A region’s population dynamics, including the size, distribution and composition of its population, influence its prospects for sustainable development. Virtually all development policies in Sub-Saharan Africa (SSA) cite the region’s rapid population growth, urbanisation, and age structure as major challenges.

These pressures hurt efforts to reduce poverty, ensure food security, preserve the environment, and improve education, employment, and health.

SSA’s population is growing more rapidly than other regions of the world. Rapid population growth and climate change are speeding up the region’s environmental degradation.

This makes people more vulnerable to climate change impacts and undermines sustainable development on the continent. Development efforts in several countries in SSA are harmed by a combination of high rates of population growth, high projected declines in agricultural production and low resilience to climate change.

We classify such countries as population and climate hotspots. In these hotspots, addressing population challenges will help increase resilience to climate change, and contribute to development goals such as better food and water security.

Despite the strong links between population and climate change, and their role in sustainable development, these issues are not a priority in broader development policies and strategies.

Unfortunately, population, climate change and development are often addressed separately at policy and programme levels. We conducted assessments in Kenya and Malawi, complemented by in-depth interviews, and found that policymakers recognise the importance of population issues for climate change and development.

However, these issues are rarely worked on together in the two countries, limiting the benefits that could result from combining the two. The reasons for this lack of integration are:

  • Weak coordination and governance mechanisms for climate change;
  • Lack of climate change policies or fragmented, and often conflicting, policies among various ministries;
  • Weak technical capacity in government agencies to show the benefits of integrating population, climate change and development goals;
  • Weak technical capacity in government agencies to design integrated programmes; and
  • Lack of funding for developing and implementing integrated programmes.

This report calls on governments, donors, and civil society to invest more in population and climate change work, to address the two issues together in policies and programmes, and to build the technical capacity to develop programmes and research.

Ensuring women in SSA who wish to avoid pregnancy have access to family planning can reduce population pressures and reduce vulnerability to climate change impacts. It can also help meet other development goals, including reducing poverty and maternal mortality, and improving education.
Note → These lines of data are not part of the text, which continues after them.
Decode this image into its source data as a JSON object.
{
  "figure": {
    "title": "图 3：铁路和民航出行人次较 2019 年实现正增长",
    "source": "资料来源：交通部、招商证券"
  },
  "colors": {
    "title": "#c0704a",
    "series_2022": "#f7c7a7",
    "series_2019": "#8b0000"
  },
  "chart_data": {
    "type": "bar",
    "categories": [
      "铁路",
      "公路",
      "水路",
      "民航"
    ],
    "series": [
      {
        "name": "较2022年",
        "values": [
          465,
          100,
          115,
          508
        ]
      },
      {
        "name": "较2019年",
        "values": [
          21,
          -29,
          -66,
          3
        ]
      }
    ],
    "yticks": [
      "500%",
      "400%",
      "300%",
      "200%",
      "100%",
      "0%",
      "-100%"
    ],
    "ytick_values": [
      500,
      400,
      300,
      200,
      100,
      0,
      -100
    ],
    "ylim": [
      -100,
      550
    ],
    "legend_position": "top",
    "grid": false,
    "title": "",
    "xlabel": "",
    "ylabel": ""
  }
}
Joint investment in family planning and climate change strategies can yield the ‘triple win’ of the United Nations (U.N.) sustainable development framework. Reducing fertility rates and slowing population growth would help:

1. Reduce poverty by improving and expanding health, schooling and economic opportunities

2. Protect and manage natural resources for economic and social development

3. Reduce inequality and create greater opportunities for all.

Policy Recommendations

The report arrives at the following recommendations that can help integrate policies and programs on population and climate change the context of sustainable development.

1. Integrate policies and programmes to address climate change and mainstream it across development sectors.

2. Prioritise population in national climate change and development plans, with adequate resources for effective implementation of programmes.

3. Prioritise meeting women and their partners’ needs for family planning as it will yield a ‘triple win’ in the U.N. sustainable development framework.

4. Improve technical capacity in programme design, research and application of research to decision making processes.

5. Incorporate population, reproductive health and family planning into global and regional institutions and frameworks for sustainable development.